Digo creo porque cuando reservamos para Marlango este viernes no nos acordamos de que ya teníamos otro evento para ese día: el musical Boscos Endins (Into the Woods, de Sondheim). Así que sacamos nuevas entradas para Boscos Endins e intentamos colocar - sin éxito - las entradas del día 1. Ahora supongo que iremos a Boscos Endins el viernes y seguiremos intentando colocar las del día 8 a ver si hay más suerte. Si alguien en Barcelona quiere ver Boscos Endins el día 8 de febrero que lo diga alto y claro. Claro que si nos gusta siempre podemos repetir y aprovechar las entradas.
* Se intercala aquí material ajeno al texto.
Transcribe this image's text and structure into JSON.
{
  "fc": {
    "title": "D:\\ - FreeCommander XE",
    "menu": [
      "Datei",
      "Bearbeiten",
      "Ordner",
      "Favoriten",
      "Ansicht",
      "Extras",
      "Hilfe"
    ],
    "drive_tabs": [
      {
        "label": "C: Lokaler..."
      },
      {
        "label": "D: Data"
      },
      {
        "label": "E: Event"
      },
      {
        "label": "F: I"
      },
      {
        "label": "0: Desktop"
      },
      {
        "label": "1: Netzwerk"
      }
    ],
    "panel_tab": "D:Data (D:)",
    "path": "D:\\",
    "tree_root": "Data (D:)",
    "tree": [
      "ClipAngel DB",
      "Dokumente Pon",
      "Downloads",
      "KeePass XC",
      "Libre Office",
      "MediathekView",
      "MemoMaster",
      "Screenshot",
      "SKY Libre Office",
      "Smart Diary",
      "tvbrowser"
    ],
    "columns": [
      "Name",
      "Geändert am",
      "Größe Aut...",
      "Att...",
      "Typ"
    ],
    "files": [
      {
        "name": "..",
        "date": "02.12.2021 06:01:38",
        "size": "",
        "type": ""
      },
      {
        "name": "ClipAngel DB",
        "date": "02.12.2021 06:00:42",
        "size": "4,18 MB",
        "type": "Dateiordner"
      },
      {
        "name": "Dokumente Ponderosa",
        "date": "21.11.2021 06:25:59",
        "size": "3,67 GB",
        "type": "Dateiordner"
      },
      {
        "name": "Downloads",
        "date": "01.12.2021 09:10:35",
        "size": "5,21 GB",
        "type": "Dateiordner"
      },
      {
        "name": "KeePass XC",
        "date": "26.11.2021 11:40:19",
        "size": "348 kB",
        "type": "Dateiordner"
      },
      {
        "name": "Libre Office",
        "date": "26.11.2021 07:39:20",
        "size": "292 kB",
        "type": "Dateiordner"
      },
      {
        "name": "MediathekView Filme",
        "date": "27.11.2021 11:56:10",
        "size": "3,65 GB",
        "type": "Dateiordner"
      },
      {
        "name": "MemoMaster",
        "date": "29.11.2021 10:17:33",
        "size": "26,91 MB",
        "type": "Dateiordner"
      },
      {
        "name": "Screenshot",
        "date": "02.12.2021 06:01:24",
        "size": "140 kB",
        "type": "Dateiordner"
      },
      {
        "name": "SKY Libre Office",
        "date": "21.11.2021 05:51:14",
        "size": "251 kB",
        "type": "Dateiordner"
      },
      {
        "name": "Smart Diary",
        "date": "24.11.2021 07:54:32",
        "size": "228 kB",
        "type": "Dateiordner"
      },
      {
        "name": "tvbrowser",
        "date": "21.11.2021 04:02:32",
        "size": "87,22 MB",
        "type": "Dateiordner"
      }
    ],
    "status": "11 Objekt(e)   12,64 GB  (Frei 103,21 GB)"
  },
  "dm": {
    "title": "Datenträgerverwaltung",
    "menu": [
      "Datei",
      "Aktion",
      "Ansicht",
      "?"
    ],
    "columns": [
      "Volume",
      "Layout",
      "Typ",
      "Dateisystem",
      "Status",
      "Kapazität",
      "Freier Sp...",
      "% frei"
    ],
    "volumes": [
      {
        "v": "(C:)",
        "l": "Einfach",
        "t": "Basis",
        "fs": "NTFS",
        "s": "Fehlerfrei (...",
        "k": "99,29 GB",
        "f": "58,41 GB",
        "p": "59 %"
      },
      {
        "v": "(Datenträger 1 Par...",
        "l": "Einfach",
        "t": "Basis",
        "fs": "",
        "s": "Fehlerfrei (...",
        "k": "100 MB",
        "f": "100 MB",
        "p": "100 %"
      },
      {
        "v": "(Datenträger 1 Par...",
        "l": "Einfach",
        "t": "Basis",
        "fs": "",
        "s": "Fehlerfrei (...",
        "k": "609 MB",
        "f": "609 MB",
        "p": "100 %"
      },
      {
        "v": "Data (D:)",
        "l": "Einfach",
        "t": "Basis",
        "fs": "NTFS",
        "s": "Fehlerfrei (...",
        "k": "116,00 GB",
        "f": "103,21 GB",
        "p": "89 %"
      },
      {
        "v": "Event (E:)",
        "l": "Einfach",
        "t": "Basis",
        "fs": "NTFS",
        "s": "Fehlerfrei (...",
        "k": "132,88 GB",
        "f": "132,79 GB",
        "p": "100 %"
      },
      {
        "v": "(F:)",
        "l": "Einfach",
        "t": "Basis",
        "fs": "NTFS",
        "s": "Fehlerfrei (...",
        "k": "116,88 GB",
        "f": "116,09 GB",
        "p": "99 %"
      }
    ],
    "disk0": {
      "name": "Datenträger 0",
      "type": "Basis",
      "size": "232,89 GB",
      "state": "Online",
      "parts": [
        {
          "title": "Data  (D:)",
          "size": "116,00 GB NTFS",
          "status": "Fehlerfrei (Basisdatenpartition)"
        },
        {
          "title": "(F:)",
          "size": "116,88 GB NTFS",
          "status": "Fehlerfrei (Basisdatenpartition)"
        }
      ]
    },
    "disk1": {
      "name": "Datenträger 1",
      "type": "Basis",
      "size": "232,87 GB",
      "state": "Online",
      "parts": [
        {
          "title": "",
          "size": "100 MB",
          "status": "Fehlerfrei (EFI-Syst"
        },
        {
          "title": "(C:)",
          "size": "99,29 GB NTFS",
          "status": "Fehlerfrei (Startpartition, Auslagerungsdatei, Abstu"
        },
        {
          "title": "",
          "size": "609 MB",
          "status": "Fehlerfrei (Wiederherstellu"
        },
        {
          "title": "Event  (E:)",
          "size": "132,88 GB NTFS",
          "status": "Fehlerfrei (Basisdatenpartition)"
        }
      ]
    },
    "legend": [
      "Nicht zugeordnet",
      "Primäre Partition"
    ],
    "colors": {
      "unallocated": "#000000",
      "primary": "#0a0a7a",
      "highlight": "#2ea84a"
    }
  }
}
Si ya lo dije yo: Marlango y yo somos incompatibles. Y para el 7 de marzo falta un montón.
De momento he cambiado el intensivo de Marlango por un intensivo del musical Boscos Endins/Into the Woods.
(Y para colmo mientras estaba intentando averiguar qué pasaba con todo esto llama un comercial de ya.com. Le he dicho - porque es verdad - que estoy harta de que nos llamen casi todos los días y de decirles que no me interesa nada suyo y va el tío y se me pone chulito: ¿de ya.com? ¿de ya.com? Le respondo que sí, de ya.com, y va y me cuelga él a mí.)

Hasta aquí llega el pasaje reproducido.